The Other January 6 Issue Before the Supreme Court…
- Emily Maiden

- Dec 17, 2023
- 3 min read

While the dust was settling on last Monday’s bombshell legal news – Special Counsel Jack Smith petitioning the Supreme Court to take up the issue of Trump’s assertion of presidential immunity – the Court made another move related to the events of January 6.
On Wednesday, the Justices agreed to hear the case of Fischer v United States, in which the defendant, Joseph Fischer – a Jan 6 rioter – was charged under one of the same statutes as the former president.
Both Fischer and Trump have been charged under 18 U.S.C. §1512(c)(2) (witness, victim, or informant tampering), which makes “corruptly” obstructing an official proceeding a crime. Fischer argues that the law - which was enacted in the wake of the Enron scandal, where thousands of documents were destroyed - applies only to investigations and evidence (such as tampering with a paper trail) and not the act of physically stopping or delaying an official proceeding by rioting and storming the Capitol. DOJ has so far convicted over 300 people with obstructing the official vote count on January 6.

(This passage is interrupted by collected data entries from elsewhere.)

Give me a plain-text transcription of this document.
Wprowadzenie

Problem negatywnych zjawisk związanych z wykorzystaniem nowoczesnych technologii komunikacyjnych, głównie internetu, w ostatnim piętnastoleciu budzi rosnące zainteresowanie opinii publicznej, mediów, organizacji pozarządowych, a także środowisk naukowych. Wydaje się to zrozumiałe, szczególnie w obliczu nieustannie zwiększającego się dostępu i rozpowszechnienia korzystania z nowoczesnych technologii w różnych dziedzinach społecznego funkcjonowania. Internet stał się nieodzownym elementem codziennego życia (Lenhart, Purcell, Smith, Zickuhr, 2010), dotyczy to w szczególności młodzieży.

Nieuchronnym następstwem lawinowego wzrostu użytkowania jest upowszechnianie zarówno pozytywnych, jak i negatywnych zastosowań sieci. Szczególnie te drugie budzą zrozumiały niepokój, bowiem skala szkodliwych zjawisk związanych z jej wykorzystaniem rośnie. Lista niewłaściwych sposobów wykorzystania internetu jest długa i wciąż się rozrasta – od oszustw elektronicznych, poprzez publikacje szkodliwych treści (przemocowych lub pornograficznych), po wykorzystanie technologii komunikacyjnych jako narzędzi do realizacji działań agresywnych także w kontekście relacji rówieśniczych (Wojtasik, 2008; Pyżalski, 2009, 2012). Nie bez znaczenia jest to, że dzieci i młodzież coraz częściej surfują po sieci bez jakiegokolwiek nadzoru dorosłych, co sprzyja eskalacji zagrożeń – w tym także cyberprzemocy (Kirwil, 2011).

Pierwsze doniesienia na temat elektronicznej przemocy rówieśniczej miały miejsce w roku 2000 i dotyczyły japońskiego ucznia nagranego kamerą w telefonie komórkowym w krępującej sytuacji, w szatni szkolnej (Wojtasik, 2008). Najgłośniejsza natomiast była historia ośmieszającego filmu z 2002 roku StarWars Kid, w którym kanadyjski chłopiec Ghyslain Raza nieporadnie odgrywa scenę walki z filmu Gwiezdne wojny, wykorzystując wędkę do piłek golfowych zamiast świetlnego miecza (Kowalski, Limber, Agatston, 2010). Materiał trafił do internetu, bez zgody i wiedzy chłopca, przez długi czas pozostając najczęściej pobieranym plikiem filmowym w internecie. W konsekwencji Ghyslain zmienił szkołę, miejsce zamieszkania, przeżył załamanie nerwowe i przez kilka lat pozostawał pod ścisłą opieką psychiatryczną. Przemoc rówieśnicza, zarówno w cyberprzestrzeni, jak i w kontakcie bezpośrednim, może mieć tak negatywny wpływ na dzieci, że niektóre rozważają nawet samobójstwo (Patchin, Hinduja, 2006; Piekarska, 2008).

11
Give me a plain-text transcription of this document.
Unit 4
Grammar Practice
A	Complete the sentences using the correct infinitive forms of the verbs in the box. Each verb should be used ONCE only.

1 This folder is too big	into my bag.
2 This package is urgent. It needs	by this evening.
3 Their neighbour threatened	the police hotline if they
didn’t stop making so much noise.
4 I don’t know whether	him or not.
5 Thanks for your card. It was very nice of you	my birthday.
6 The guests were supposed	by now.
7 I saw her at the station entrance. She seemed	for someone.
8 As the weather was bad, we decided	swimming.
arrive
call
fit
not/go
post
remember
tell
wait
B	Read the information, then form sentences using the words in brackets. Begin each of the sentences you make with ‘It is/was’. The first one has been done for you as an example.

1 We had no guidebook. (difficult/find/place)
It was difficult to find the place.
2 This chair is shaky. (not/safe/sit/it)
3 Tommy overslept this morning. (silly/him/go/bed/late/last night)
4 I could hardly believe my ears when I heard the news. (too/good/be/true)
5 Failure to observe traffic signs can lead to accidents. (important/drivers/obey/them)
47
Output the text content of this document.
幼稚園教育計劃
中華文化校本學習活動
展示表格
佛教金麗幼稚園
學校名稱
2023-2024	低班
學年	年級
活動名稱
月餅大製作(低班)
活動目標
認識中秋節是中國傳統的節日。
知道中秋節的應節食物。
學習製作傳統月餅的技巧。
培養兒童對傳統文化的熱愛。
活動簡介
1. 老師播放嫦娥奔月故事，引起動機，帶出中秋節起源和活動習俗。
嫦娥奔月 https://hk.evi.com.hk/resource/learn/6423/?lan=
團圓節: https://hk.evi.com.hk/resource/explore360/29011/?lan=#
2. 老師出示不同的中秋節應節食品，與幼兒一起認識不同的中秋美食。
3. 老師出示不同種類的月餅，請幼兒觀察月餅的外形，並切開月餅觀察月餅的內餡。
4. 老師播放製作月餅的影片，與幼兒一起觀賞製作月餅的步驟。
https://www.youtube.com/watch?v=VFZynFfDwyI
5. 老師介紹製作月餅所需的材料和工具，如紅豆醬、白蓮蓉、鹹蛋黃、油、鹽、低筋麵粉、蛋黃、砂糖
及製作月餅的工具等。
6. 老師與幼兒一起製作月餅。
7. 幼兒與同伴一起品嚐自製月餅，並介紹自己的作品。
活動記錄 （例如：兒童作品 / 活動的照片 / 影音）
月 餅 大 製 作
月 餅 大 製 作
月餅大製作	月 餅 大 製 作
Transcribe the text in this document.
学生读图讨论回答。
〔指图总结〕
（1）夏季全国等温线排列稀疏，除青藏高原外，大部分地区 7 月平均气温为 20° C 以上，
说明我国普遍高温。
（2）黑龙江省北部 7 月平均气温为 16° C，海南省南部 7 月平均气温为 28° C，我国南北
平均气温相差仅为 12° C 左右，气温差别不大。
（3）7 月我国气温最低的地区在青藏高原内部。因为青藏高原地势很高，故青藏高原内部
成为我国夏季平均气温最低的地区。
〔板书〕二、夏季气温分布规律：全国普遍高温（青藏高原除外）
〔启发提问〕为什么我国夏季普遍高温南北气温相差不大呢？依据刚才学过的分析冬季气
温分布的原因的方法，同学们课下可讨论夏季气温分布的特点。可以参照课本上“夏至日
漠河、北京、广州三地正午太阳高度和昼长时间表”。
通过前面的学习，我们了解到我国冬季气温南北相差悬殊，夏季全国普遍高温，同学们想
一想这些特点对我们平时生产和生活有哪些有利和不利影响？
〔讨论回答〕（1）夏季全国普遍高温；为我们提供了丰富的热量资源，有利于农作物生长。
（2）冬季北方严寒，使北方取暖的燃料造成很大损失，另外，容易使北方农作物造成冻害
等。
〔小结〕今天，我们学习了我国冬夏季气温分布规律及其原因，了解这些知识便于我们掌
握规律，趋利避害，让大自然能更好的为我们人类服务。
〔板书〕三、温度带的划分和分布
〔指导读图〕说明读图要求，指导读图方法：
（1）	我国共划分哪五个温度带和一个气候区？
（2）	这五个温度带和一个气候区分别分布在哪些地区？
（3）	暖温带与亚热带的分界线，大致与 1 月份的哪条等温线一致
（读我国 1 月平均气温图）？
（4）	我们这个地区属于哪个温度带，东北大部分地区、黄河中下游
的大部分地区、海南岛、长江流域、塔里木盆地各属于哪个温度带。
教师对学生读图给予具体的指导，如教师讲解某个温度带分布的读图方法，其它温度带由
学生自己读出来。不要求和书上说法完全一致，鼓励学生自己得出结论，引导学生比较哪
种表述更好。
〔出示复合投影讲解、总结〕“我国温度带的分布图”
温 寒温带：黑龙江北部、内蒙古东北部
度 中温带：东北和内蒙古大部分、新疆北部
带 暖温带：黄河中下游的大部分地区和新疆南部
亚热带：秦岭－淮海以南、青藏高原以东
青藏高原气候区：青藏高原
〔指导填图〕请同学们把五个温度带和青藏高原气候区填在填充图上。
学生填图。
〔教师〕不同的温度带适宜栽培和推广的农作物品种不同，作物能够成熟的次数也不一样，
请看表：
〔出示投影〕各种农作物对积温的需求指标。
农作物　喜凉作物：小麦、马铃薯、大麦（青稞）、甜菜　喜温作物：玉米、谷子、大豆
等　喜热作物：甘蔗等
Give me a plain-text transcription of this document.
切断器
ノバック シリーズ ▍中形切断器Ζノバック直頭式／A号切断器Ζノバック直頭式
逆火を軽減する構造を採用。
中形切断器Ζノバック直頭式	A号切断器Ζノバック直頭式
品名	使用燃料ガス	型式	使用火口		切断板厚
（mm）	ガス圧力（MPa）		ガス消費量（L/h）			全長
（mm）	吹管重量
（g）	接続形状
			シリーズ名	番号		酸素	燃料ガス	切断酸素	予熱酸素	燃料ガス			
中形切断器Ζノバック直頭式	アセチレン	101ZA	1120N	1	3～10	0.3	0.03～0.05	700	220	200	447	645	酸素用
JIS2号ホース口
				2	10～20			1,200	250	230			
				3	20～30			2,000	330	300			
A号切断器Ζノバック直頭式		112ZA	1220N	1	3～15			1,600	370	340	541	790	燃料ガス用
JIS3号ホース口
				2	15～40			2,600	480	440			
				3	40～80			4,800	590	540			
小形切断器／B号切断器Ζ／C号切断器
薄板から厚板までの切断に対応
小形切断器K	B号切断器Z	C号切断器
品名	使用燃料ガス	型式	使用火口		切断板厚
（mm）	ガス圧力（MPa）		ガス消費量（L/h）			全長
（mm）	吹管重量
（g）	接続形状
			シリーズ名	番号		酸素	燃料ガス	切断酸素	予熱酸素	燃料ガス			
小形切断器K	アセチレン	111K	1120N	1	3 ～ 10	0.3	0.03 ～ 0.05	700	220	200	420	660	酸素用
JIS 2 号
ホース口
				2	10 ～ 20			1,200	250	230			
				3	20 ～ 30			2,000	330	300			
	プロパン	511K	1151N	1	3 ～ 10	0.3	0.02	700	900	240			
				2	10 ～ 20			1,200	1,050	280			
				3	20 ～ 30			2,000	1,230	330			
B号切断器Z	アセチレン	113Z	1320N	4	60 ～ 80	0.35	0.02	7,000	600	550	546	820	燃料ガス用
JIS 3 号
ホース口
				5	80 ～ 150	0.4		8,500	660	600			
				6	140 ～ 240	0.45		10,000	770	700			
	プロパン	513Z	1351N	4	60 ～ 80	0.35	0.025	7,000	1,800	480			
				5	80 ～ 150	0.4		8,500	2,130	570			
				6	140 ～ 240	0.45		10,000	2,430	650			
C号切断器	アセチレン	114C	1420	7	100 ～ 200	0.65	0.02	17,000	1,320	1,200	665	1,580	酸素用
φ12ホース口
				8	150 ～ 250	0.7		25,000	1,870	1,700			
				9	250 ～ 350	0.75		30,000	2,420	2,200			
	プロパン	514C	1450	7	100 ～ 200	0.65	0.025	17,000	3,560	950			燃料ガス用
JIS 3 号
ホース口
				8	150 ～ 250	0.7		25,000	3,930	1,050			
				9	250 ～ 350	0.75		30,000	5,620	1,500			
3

The issue of whether the specific charge was appropriate for January 6 defendants has taken its time to wind through the courts. In March last year, a US District Court Judge ruled that the statute could not be used to charge any Jan 6 rioters, because the defendants had not tampered with any evidence or documentation. A month later, the Court of Appeals in DC reversed that ruling. The panel was spilt, with Judge Gregory Katsas – a Trump appointee – dissenting from the majority view and siding with the District Court Judge, Carl Nichols, who was also appointed by Trump.
The question before the Supreme Court is a review of the Court of Appeals reversal: “Did the DC Circuit err in construing 18 U.S.C. § 1512(c), which prohibits obstruction of congressional inquiries and investigations, to include acts unrelated to investigations and evidence?”
That’s no small question, as it has the potential to vacate hundreds of convictions against Jan 6 defendants. But what does it mean for Trump?
The convictions won by DOJ relate to the rioters – people who were physically present at the Capitol on the day, forced themselves into the building past lines of police, and sent the Congressional proceeding into an extended lockdown. On the face of it, that looks like obstructing an official proceeding, but if the Justices decide that the statute only applies to evidence tampering, the charge used won’t encompass that conduct.
Trump’s case – though charged under the same statute – is different. He wasn’t part of the mob breaking into the Capitol, thus consideration of his charge isn’t the same.
Count 3 of the former president’s indictment is a charge under 18 U.S.C. § 1512(c), but it relates to his attempt, with co-conspirators, to submit false slates of electors and have them counted to usurp the electoral college vote. Even if the Supreme Court decides that the statute relates only to document fraud or evidence tampering, in Trump’s case, the allegation in the indictment is document fraud.
The text of the indictment makes this clear. Trump is accused of organizing “fraudulent slates of electors” and causing those fraudulent electors to “sign certificates falsely representing that they were legitimate”.
The decisions in the DC Circuit relating to obstructing an official proceeding were making waves last Spring and it certainly seems that Jack Smith took the potential of a Supreme Court hearing on the matter into consideration when crafting a seemingly bulletproof indictment. Any decision in Fischer – extremely unlikely to appear before the now-stayed March 4 start date for Trump’s DC trial – would certainly result in the former president’s lawyers twisting legally dubious arguments into pretzels to try and claim that their client should get off on a technicality. It’s been their entire strategy in this case since day one. But it’s becoming increasingly evident that Jack Smith has anticipated their game play and will always be several steps ahead.